Di Maio scrive ai gilet gialli: "Siete come noi del M5s". Salvini condanna le violenze

Il leader pentastellato apre ai manifestanti d'oltralpe e offre loro il sistema Rousseau. Il leghista: "Sostegno a quelli educati"

Gilet gialli come il Movimento 5 stelle, entrambi nati dalla delusione per la vecchia politica. Per questo Luigi Di Maio ha deciso di scrivere una lettera ai manifestanti che da oltre due mesi protestano in Francia e di offrire loro la tecnologia di Rousseau. "Sappiamo - scrive il leader pentastellato in una lettera aperta - cosa anima il vostro spirito e perché avete deciso di scendere in piazza per farvi sentire. In Francia, come in Italia, la politica è diventata sorda alle esigenze dei cittadini che sono stati tenuti fuori dalle decisioni più importanti che riguardano il popolo. Il grido che si alza forte dalle piazze francesi è in definitiva uno: 'fateci partecipare!'. È lo stesso spirito che ha animato il MoVimento 5 Stelle e migliaia di italiani fin dal 4 ottobre del 2009, il giorno della nostra nascita. E da quel momento non ci siamo mai fermati".

E la promessa di aiuto: "Il MoVimento 5 Stelle è pronto a darvi il sostegno di cui avete bisogno. Come voi, anche noi, condanniamo con forza chi ha causato violenze durante le manifestazioni, ma sappiamo bene che il vostro movimento è pacifico. Come voi, anche noi, condanniamo con forza chi ha causato violenze durante le manifestazioni, ma sappiamo bene che il vostro movimento è pacifico".

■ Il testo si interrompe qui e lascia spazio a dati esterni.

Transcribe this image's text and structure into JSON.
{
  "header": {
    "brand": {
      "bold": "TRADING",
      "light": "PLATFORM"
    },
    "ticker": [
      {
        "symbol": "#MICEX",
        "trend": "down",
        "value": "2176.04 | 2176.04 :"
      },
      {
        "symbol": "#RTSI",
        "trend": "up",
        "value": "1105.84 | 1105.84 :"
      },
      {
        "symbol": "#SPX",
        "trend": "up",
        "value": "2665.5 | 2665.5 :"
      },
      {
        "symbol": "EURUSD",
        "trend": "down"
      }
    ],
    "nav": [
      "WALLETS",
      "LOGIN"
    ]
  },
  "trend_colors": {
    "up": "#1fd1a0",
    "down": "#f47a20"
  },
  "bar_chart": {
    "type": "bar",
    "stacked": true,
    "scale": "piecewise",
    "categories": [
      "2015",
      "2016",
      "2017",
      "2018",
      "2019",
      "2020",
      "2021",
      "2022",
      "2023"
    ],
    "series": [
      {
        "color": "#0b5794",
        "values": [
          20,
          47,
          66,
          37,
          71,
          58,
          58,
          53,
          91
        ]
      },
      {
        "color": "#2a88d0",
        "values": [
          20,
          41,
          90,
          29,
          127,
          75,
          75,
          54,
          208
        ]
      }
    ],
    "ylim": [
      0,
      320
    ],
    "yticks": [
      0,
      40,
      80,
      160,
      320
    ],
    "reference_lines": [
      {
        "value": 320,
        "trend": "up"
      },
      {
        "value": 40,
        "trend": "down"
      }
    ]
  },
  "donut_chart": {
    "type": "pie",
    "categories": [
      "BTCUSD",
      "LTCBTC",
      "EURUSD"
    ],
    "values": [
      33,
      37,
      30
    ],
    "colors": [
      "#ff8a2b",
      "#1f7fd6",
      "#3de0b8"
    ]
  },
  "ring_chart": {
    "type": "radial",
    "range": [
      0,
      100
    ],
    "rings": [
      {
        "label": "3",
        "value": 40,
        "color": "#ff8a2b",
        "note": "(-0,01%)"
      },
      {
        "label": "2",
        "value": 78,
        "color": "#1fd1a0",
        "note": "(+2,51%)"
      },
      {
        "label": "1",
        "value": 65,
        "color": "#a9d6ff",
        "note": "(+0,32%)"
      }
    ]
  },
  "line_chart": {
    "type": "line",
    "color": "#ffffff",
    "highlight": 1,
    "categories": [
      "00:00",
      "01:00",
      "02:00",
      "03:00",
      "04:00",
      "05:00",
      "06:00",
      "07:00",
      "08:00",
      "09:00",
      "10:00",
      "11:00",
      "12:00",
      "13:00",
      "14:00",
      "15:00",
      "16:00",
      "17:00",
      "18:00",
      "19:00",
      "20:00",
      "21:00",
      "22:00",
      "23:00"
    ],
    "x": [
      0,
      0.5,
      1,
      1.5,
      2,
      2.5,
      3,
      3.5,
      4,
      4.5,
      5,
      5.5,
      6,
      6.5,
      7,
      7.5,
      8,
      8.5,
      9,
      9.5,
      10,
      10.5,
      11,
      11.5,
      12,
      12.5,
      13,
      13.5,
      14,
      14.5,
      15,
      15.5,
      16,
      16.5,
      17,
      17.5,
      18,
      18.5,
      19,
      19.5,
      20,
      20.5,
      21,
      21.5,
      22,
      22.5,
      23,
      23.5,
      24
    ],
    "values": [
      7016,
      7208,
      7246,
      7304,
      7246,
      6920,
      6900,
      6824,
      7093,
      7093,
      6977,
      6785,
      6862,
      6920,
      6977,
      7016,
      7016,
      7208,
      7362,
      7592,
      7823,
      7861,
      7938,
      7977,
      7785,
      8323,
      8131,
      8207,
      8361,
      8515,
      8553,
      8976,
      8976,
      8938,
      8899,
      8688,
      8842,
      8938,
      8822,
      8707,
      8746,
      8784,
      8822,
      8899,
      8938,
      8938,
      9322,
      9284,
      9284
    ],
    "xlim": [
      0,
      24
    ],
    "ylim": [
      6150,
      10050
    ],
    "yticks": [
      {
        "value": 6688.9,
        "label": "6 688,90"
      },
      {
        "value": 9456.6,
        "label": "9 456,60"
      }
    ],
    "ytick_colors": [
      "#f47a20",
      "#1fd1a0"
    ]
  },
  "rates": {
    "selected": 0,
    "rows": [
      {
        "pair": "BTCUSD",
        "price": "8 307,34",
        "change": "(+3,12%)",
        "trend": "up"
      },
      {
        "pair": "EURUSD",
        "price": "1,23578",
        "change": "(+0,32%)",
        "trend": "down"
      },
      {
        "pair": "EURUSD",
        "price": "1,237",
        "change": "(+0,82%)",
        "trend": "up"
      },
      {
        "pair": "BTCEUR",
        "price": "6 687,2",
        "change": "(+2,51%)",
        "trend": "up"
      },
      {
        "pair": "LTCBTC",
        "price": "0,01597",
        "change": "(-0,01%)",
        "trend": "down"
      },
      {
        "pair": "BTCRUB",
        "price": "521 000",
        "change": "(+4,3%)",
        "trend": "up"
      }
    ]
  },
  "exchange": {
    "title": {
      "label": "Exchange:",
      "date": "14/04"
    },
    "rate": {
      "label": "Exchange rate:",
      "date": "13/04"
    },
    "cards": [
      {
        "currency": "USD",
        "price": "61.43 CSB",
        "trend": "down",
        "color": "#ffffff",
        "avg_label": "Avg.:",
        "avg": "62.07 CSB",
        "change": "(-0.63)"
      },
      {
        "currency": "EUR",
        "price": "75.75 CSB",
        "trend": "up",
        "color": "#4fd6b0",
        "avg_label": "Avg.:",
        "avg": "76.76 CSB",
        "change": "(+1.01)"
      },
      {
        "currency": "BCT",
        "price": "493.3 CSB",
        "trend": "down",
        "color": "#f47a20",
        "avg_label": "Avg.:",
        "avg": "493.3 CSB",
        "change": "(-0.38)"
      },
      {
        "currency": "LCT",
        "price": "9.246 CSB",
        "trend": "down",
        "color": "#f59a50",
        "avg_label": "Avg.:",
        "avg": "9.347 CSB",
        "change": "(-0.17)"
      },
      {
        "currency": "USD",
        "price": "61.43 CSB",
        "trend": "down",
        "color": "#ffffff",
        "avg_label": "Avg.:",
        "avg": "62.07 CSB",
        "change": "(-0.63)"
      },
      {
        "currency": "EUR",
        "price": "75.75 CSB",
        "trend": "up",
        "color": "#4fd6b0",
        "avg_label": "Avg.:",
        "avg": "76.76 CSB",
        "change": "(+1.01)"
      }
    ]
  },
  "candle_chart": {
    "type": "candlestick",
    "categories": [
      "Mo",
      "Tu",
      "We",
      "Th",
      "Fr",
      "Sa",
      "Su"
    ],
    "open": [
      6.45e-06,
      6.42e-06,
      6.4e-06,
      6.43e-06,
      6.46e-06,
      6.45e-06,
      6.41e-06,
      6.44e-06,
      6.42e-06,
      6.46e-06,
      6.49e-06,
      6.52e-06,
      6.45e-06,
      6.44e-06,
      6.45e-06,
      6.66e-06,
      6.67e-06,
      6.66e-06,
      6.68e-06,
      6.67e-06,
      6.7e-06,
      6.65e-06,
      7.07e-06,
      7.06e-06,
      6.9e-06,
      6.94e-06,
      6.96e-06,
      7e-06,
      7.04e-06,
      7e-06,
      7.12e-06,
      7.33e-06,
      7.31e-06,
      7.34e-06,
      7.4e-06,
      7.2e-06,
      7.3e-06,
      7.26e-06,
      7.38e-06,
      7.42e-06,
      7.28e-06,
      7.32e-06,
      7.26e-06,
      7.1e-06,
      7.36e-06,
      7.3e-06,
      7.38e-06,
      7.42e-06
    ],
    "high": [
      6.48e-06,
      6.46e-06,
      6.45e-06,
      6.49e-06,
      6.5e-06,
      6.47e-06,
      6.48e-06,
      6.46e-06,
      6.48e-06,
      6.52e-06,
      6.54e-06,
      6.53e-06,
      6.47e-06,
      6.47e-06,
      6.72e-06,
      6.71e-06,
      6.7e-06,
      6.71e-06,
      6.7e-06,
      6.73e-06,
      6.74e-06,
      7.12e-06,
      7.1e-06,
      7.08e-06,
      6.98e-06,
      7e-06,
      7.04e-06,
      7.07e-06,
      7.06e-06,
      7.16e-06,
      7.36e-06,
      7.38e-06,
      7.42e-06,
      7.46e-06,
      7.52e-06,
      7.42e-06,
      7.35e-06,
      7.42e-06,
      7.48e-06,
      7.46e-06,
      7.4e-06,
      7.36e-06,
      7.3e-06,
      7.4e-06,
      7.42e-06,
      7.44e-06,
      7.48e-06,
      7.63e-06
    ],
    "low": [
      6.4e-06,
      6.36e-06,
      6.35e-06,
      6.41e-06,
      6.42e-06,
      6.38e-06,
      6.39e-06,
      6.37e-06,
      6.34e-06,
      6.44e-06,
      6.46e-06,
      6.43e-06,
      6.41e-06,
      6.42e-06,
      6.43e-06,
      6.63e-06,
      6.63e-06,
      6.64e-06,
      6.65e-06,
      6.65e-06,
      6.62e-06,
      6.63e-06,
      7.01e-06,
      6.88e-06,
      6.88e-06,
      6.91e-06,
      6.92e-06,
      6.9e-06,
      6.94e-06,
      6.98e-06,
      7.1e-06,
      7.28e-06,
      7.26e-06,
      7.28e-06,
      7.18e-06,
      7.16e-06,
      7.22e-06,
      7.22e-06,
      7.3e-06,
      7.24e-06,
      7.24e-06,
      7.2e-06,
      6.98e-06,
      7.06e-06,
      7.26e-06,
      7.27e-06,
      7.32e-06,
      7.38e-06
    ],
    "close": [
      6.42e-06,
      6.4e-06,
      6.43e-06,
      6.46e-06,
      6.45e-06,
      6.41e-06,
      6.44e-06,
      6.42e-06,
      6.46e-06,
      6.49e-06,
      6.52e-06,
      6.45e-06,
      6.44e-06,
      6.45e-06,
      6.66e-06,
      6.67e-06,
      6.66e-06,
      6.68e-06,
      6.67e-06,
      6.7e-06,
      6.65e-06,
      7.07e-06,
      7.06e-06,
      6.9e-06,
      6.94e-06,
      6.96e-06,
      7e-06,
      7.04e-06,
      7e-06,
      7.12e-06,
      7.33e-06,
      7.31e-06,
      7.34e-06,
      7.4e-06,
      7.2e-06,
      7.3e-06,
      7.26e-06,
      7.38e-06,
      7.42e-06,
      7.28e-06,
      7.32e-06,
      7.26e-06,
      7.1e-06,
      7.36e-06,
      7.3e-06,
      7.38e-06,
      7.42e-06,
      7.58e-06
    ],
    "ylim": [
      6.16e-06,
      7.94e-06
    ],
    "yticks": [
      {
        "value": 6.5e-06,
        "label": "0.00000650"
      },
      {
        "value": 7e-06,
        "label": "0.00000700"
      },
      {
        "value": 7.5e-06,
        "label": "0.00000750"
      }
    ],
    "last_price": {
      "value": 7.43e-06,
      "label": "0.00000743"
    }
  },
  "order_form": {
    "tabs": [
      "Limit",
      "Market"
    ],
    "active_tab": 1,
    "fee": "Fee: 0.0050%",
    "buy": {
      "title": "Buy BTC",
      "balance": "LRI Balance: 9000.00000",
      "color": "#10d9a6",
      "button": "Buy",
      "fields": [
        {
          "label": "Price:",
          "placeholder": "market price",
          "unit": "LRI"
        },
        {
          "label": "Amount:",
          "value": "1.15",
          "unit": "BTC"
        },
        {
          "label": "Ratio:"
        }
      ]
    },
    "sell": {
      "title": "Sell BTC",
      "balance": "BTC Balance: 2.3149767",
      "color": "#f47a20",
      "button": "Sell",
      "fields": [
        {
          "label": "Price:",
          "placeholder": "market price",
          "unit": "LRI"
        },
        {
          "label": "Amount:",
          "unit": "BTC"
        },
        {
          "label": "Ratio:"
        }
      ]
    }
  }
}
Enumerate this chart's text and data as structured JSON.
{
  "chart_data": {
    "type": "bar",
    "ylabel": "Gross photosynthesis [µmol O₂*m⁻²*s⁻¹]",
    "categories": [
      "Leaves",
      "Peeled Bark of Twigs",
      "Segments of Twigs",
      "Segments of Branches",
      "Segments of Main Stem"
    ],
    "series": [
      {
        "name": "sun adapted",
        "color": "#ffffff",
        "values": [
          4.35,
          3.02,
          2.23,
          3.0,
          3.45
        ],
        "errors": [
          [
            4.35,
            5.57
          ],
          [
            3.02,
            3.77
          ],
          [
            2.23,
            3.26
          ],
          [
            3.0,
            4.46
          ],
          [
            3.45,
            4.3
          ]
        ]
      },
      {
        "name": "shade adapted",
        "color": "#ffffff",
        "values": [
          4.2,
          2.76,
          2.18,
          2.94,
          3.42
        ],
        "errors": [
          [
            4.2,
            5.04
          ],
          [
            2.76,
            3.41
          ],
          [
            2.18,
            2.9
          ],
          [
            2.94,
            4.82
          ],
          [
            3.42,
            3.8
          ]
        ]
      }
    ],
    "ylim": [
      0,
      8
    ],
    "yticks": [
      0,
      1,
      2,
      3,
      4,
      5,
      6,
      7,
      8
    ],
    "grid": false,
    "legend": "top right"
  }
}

"Possiamo mettere a vostra disposizione alcune funzioni del nostro sistema operativo per la democrazia diretta, Rousseau, per esempio call to action per organizzare gli eventi sul territorio o il sistema di voto per definire il programma elettorale e scegliere i candidati da presentare alle elezioni. E' un sistema pensato per un movimento orizzontale e spontaneo come il vostro e saremmo felici se voleste utilizzarlo. Una nuova Europa sta nascendo. Quella dei gilet gialli, quella dei movimenti, quella della democrazia diretta. E' una dura battaglia che possiamo combattere insieme. Ma voi, gilet gialli, non mollate!". 

L'altro vicepremier Matteo Salvini è d'accordo ma ci tiene a condannare la violenza: "Tutto il sostegno possibile per i francesi che educatamente fanno presente al presidente che prima va a casa meglio è ma la violenza la condanno senza se e senza me. Un conto e protestare contro il caro benzina un conto e sfasciare vetrine". 

Se quindi nei due partiti alleati di governo le posizioni sono simili, tante sono le critiche arrivate dalle opposizioni, specie dal Pd, che tuona attraverso il senatore Matteo Renzi: "Il ministro Di Maio assicura il proprio sostegno ai 'Gilet Gialli' francesi proprio nel momento in cui questi usano violenza sui palazzi delle istituzioni e contro i poliziotti. Il vicesindaco di Trieste si vanta sui social dopo aver buttato via la coperta di un senza tetto. Capisco che non dobbiamo esagerare con le critiche e cercare sempre di rilanciare con un'alternativa, come abbiamo fatto sulla legge di Bilancio con Padoan alla Leopolda. Ma quando leggo certe notizie - e penso soprattutto a quella che ci viene da Trieste - credo che si stia perdendo il senso profondo dell'umanità. E proprio per questo ritengo che sia obbligatoria una grande battaglia culturale e di resistenza civile".